10.4.Calling Procedures in Cluster

Normally, all interprocess communication in the cluster is transparent. In special cases, the developer may wish to execute a given procedure on a given host of the cluster. This is typically the case when there is affinity between data and logic.

A regular stored procedure or trigger is executed on the host where it is invoked. With the distributed async queue (DAQ) system one can execute procedures on specified remote hosts.

Procedures invoked over DAQ are restricted to dealing with data that is held on the host where they execute. Generic procedures or triggers may use any data from anywhere.

The DAQ offers a mechanism corresponding to the map operation of the map-reduce paradigm. The DAQ may or may not be transactional. In the transactional mode, all the invocations are enlisted into a distributed transaction. The transaction is to be committed separately. The non-transactional DAQ will not enlist operations into a distributed transaction and will automatically commit after each procedure that executes without error and rollback after each procedure that terminates in an error.

A DAQ is created with the SQL function daq ().

daq (in is_txn int) returns any

This returns a DAQ object. The object may be passed by value or reference but cannot be returned to a SQL client or passed to another thread or persisted in a table. The DAQ object is a handle for making remote procedure calls and getting their results.

daq_call ( in daq any,
           in part_table varchar,
           in part_key varchar,
           in proc varchar,
           in args any,
           in is_update int) returns any

This function applies proc to the vectors of args on the host determined by using the partitioning of part_key of part_table designated by args.

Let us suppose that the index part_key of part_table has its 1st and 2nd key part as partitioning keys. Then the 1st element (index 0) of args would be used as the value of the 1st key part and the 2nd element as value of the 2nd key part for determining the relevant partition.

Thus the argument list must be congruent with the layout of the partitioning key. The table or partition key is not referenced otherwise, it is just used for deciding which host gets the call.

If the partition is stored in multiple places, the is_update flag decides whether all will get the call or if only one is picked.

After the host(s) that will get the call are known, the call is queued for execution. The daq_call function returns a vector of two elements. The first is the sequence number of the call. This can be used for associating results to calls.
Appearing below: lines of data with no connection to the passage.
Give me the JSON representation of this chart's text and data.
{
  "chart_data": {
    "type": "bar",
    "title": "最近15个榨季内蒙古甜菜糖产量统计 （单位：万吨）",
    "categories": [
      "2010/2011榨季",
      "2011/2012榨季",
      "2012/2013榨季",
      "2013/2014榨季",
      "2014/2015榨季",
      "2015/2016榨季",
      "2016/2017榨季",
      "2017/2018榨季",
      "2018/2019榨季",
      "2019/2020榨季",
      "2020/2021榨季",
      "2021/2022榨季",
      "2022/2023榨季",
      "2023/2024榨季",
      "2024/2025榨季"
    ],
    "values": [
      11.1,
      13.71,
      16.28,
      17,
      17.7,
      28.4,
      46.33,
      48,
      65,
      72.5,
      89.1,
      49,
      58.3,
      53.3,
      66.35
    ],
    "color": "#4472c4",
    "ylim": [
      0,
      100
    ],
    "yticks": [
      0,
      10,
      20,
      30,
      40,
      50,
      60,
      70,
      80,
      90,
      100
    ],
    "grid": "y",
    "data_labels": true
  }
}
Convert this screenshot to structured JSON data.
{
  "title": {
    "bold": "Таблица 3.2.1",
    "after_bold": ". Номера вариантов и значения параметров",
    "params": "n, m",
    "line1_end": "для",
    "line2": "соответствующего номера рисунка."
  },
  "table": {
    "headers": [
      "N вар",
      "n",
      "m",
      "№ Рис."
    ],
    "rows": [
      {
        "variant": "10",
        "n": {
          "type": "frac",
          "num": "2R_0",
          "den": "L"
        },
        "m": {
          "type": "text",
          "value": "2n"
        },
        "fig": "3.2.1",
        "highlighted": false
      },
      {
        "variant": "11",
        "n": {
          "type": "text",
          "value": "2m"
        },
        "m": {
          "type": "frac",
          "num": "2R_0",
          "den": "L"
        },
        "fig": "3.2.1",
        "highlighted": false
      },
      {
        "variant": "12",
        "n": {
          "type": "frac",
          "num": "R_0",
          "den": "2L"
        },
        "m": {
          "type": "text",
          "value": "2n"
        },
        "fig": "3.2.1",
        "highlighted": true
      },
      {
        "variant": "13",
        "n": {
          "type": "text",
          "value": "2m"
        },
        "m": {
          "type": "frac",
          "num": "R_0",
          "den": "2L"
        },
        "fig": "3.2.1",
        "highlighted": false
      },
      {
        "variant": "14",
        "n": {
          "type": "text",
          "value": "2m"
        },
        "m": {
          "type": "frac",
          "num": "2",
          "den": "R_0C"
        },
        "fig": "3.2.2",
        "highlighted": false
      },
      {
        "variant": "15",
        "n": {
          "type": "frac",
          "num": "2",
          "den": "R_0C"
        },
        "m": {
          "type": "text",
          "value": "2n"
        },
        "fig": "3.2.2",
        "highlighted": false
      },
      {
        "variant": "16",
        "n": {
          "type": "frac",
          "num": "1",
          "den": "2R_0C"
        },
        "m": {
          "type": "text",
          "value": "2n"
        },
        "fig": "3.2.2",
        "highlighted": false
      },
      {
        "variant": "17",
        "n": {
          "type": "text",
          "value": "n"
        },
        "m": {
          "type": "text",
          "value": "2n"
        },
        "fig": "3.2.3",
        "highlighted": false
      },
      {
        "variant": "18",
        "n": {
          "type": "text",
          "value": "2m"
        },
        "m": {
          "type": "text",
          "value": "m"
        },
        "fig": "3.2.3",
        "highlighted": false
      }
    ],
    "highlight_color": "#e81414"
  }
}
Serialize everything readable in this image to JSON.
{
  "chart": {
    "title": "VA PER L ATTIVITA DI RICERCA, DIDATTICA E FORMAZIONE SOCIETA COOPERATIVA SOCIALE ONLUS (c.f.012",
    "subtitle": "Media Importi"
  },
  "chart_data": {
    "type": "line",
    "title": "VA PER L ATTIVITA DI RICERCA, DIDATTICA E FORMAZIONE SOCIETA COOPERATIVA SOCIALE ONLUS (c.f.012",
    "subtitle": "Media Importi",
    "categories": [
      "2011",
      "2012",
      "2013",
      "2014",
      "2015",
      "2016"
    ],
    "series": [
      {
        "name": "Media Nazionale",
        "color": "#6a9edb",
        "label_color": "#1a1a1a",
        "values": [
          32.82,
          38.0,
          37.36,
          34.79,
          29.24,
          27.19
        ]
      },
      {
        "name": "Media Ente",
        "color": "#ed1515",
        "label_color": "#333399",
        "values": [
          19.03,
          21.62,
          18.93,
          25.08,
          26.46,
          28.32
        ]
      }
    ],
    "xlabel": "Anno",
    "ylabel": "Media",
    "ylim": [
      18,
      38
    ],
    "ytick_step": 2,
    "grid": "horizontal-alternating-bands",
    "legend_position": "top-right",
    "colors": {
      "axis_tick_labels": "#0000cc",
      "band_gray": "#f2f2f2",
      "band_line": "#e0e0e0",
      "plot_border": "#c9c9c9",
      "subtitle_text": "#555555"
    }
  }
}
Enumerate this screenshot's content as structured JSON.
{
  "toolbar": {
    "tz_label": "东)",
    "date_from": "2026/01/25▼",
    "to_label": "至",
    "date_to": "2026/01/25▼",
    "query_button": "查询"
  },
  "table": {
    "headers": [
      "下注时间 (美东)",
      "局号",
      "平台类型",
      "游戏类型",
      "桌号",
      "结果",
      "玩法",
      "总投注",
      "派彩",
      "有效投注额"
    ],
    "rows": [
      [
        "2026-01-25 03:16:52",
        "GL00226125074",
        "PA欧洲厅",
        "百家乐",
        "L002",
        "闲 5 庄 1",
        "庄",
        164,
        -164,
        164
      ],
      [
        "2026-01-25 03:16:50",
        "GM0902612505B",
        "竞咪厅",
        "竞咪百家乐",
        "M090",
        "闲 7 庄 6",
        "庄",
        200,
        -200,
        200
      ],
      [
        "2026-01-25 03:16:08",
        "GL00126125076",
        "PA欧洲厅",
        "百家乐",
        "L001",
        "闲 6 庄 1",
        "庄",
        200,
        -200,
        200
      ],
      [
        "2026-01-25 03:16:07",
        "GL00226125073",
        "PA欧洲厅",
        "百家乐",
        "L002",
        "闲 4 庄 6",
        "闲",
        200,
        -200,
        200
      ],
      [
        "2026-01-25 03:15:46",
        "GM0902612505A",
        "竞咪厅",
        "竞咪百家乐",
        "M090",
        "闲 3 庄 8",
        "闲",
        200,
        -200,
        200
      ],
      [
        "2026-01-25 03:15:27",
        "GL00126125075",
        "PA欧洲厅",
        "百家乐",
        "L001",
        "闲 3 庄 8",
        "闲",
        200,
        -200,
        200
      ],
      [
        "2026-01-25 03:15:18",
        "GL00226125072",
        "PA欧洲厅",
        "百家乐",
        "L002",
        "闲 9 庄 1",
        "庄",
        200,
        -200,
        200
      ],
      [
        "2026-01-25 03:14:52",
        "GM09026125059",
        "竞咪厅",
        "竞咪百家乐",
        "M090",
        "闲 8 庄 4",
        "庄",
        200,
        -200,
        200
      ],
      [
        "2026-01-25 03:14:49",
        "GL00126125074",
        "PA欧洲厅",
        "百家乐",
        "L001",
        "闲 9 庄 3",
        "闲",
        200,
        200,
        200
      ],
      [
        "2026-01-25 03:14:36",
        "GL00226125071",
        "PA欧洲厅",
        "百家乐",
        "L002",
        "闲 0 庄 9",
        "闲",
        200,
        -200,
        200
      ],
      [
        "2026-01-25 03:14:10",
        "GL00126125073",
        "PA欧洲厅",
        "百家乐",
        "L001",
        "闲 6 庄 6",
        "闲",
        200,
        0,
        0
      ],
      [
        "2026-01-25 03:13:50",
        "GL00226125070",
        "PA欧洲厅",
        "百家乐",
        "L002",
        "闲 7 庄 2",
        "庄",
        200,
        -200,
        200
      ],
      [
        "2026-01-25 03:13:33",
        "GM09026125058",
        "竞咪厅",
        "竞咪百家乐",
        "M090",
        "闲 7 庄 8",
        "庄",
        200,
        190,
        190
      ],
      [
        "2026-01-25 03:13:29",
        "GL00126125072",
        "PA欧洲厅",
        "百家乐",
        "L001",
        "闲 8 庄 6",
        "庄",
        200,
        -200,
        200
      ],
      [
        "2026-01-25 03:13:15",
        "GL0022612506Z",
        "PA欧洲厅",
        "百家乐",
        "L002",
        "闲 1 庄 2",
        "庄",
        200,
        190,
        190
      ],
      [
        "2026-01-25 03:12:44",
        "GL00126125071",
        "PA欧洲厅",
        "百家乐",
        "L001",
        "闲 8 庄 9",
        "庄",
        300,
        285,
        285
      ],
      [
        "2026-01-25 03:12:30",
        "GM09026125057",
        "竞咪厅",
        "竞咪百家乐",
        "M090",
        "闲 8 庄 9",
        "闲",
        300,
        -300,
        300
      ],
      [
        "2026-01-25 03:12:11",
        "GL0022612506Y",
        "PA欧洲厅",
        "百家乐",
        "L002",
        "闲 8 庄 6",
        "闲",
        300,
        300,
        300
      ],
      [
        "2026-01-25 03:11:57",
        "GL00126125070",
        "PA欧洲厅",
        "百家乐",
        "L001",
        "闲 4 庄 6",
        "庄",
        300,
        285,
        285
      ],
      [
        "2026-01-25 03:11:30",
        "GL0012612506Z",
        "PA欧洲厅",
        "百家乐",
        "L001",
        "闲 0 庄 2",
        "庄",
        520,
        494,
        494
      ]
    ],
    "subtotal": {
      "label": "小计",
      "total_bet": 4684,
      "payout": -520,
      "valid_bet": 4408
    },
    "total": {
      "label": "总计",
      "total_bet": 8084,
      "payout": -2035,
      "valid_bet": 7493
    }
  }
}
The second element is the list of hosts that got the call.

Each call on each host will produce one or more results. These results are accessed with the daq_next function.

daq_next (in daq any) returns any

This function returns a result from one of the calls queued on the daq.

The return value can be one of the following:

  • 0 - This means that all results have been returned and no more data is available.

  • vector with request number, host number and response.

The response is one of:

  • Vector with 1 as 0th element - The function returned a result set row. The row is a nested vector as next element.

  • Vector with 2 as 0th element. The next element is the return value of the function, the function executed with no error.

  • Vector with 3 as 0th element. The next element is a vector describing the SQL error that terminated the function. The error is a nested vector with the constant 3, the SQL state and the text of the message.

If the DAQ is transactional, the first error on the remote host terminates processing. This makes the distributed transaction uncommittable, thus rolling it back at the next transact.

If the DAQ is not transactional, all requests are processed and the state is committed after each function call as a local single phase commit on the processing host. if the function signals an error, the transaction is locally rolled back.

There is no guaranteed order of execution. The calls are buffered until the first call to daq_next. daq_next will return whatever data is first available. If no data from cluster peers is available, it will execute requests that were assigned to the local host. These are executed on the calling thread.

Example

create procedure daq_results (in daq any)
{
 declare row any;
 for (;;)
 {
 row := daq_next (daq);
 if (0 = row)
 return;
 dbg_obj_print (row);
 }
}

create procedure clexec_srv (in str varchar)
{
 exec (str);
}

create procedure clexec (in str varchar)
{
 declare d any;
 d := daq (0);
 daq_call (d, 'DB.DBA.SYS_COLS', 'SYS_COLS_BY_NAME', 'DB.DBA.CLEXEC_SRV', vector (str), 1);
 daq_results (d);
}

The clexec procedure will execute the given SQL string on all hosts of the cluster. It returns after all have completed.